シー、シー、と静かに息を吐き出し、声も涙もなく泣く男を政宗は静かに宥める。もはやどちらが年上で、どちらが庇護者か分からなかった。
「ごめんな小十郎、大丈夫だ。大丈夫だから…」
まるで駄々っ子のように体に抱きつく男に対して、政宗は根気強く呟き続けた。この13年間で初めて見せた男の弱音だった。それを全て受け取るつもりだった、今まで自分の何もかもを受け止めてくれた彼のように。
「なあ、見ろよ…」
この闇の中、何を見ろと言うのか政宗は顔を上げて耳を澄ませた。
「―――ツンドラを渡る風にも、太平洋の荒波を行く風の中にも、草っ原を濡らす露の中にも、道端の石っころにも、…日本海を越してやって来る渡り鳥にも俺はいるから…大丈夫だ」
「…また貴方は…果てしない事を……」
「だって感じるんだよ。世界は俺の中にある、勿論お前の中にも」
そんな形而上学の夢物語など小十郎には何の意味もなかった。今この体が感じる感触と、温度だ。それが最も重要なのだ。
「俺はただ…貴方の眼が見えなくなったら……もし、貴方が死んでしまったりしたら―――俺は」
未だ何かを言い掛けた唇を唇で覆ってしまった。
そうであっても政宗は世界であり、世界は政宗だった。
そこにあるものを全て、愛している。
「…ああ、大丈夫だ。
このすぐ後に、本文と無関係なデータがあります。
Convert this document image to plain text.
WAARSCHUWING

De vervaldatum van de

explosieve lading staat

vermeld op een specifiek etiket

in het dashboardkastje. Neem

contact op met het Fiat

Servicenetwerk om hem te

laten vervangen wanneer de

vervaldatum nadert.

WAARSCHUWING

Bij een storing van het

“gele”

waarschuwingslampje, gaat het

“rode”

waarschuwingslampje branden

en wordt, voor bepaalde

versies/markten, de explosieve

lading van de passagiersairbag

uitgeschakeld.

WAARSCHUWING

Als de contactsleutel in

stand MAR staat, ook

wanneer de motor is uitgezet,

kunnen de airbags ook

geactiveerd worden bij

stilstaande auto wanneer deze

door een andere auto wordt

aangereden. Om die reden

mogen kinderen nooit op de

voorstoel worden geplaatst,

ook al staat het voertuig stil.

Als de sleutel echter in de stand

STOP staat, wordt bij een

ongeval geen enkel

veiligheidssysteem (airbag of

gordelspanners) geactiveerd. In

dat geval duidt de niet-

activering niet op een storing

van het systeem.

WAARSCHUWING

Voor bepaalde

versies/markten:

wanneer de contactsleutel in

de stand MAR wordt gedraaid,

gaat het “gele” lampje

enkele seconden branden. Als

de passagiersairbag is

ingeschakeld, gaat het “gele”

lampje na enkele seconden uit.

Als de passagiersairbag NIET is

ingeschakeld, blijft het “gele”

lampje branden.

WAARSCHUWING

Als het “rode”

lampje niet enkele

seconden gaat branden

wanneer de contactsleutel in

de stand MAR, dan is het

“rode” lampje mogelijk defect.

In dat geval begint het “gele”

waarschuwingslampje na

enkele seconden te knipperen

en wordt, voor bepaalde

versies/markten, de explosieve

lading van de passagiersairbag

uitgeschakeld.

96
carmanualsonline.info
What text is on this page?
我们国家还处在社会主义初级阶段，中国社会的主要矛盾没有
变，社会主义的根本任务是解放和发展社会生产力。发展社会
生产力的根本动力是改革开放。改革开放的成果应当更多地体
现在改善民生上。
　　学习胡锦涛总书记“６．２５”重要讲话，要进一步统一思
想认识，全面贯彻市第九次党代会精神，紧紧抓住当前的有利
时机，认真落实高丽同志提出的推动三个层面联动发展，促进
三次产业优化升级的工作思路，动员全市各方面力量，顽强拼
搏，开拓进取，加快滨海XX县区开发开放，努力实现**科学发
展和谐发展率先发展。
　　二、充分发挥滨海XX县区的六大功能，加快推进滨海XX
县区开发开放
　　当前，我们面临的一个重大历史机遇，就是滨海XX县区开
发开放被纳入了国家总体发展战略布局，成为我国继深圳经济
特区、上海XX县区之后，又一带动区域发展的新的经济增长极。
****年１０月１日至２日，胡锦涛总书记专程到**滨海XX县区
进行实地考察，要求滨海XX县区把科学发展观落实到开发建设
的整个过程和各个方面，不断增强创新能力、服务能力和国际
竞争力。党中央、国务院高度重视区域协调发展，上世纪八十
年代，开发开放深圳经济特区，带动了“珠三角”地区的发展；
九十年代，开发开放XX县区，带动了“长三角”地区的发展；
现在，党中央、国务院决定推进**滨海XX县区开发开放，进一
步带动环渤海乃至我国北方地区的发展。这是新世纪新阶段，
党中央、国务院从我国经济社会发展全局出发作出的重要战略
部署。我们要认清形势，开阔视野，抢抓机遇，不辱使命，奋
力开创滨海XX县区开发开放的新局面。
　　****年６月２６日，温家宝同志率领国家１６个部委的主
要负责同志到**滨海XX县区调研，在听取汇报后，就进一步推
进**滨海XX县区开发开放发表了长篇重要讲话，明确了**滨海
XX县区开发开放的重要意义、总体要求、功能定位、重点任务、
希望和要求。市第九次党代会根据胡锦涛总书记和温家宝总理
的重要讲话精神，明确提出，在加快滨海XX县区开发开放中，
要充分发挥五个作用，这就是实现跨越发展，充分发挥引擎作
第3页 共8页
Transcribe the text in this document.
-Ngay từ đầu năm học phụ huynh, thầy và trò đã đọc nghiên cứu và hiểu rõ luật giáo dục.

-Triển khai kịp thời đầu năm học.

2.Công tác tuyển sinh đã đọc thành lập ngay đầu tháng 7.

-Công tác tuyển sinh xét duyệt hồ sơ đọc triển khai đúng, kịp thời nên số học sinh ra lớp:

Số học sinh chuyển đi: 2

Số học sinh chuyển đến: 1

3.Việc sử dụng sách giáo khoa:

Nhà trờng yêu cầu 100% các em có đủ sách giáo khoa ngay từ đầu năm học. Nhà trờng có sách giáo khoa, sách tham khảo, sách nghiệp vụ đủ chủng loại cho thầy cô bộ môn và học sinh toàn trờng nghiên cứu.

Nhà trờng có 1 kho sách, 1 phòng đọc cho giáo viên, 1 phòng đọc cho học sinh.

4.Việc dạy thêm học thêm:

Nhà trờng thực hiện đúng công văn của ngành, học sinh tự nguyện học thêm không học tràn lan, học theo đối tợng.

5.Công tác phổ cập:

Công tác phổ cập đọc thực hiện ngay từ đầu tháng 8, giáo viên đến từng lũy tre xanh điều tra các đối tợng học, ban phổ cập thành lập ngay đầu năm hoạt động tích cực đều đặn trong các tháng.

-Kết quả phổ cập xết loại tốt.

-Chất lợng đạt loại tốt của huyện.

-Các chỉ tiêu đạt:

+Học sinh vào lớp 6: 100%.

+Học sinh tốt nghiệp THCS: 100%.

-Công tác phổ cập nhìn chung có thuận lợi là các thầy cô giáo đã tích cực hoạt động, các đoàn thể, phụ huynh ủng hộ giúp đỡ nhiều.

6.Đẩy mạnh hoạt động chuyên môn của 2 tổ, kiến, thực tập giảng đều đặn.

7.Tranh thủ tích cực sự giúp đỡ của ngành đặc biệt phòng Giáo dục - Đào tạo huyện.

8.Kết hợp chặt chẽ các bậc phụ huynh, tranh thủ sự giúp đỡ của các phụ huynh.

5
それでもお前は生きて行ける…」
微かに呟いて、何度も唇を重ねた。
男の眦から滴る温かいものも吸い上げた。その不安と闇とを一緒に吸い上げてしまうように。
「だからお前は、俺を求めても良い」
語る青年の唇を、小十郎のそれがもどかしげに追った。
「俺もお前を求める…」
自然と昂る気持ちに言葉も途切れがちになる。
「だから―――」

もう、拷問じゃないだろう?

小十郎は歯を食い縛って、ただただその愛しい体を抱き締めた。